E aí, entre as aspas, reside o problema, dizem os advogados da SSA: no caso dos
Mattisons, o casamento terminou com a morte de Jeffrey Mattison. Portanto, eles
não foram concebidos "durante um casamento" e, por isso, não têm a
proteção da lei.
O SSA paga esse
benefício à irmã de 14 anos dos gêmeos, que também foi concebida através de
fertilização in vitro inter vivos, em vista de diversos problemas da
mãe e do pai.
Poucos estados
americanos admitem, através de sua legislação, a paternidade post mortem
de crianças concebidas através de inseminação artificial, reconhecendo,
portanto, a condição de herdeiras dos filhos — entre eles, Massachusetts, Nova
Jersey, Delaware e Iowa. Outros estados aceitam essa possibilidade, mediante
certas condições. Por exemplo, os pais devem, ainda em vida, assinar um
documento consentindo com a fertilização in vitro após a morte do
marido.
O advogado
Victor Bland, que representa a família, tem um documento de consentimento.
Jeffrey Mattison deixou uma procuração, autorizando a mulher a proceder nos
seguintes termos: "tomar toda e qualquer medida necessária, relativa a
qualquer esperma ou embrião que eu possa ter armazenado, incluindo sua
implantação ou eliminação". Essa era a vontade dele, diz o advogado. Na
véspera de sua morte, ele injetou nela os hormônios que a preparavam para a
gravidez. Mas nada disso está previsto na legislação de Michigan e o advogado
prevê que terá de nadar contra a corrente, se espera chegar a algum lugar.
Ele pode, na
verdade, chegar a algum lugar. Pode pelo menos dar expressão nacional ao caso,
porque correm processos semelhantes em tribunais de vários estados — e todos
estão de olho em
Michigan. Aliás , esse é o primeiro caso do gênero que chega à
Suprema Corte do estado. O processo foi movido em 2005, como uma ação federal.

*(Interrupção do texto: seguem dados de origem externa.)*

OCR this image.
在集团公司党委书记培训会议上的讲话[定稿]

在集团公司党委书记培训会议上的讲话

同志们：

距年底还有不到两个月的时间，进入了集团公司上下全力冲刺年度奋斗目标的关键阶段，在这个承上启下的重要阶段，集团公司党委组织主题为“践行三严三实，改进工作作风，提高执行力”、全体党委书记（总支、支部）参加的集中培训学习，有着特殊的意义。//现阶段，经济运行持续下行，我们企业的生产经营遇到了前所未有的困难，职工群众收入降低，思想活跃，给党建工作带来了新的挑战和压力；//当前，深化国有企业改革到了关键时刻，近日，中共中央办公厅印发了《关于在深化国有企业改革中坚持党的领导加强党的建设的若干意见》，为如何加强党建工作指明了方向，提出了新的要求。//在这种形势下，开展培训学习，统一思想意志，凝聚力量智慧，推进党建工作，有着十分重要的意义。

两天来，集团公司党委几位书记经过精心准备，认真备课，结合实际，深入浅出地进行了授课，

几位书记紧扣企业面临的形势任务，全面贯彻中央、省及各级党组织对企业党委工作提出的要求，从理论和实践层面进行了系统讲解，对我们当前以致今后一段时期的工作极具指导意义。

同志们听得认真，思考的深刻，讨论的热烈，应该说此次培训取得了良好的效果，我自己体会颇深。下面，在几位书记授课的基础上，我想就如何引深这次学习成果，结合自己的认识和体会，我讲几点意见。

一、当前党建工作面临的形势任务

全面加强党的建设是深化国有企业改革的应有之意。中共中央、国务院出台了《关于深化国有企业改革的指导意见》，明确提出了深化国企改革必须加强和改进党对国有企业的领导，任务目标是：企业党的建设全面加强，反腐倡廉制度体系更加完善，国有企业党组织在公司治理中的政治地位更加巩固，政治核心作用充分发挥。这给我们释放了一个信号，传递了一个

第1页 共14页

Porém, foi transferido para a Suprema Corte de Michigan porque questões de
herança são tipicamente regidas por leis estaduais, em vez de leis federais.
"Muitas
situações são tão novas que a lei tem dificuldades de acompanhar a
ciência", afirma a advogada de família Joan Coulter, que cuida de casos
semelhantes em Missouri.
No caso da fertilização in vitro, especificamente,
há uma grande variedade de questões jurídicas sem solução. Por exemplo, não se
sabe ainda o que fazer, juridicamente, se um casal com embriões congelados ser
divorciar. Quem fica com eles?
João
Ozorio de Melo - correspondente da revista Consultor Jurídico
nos Estados Unidos.
Revista Consultor Jurídico, 14 de novembro de 2012.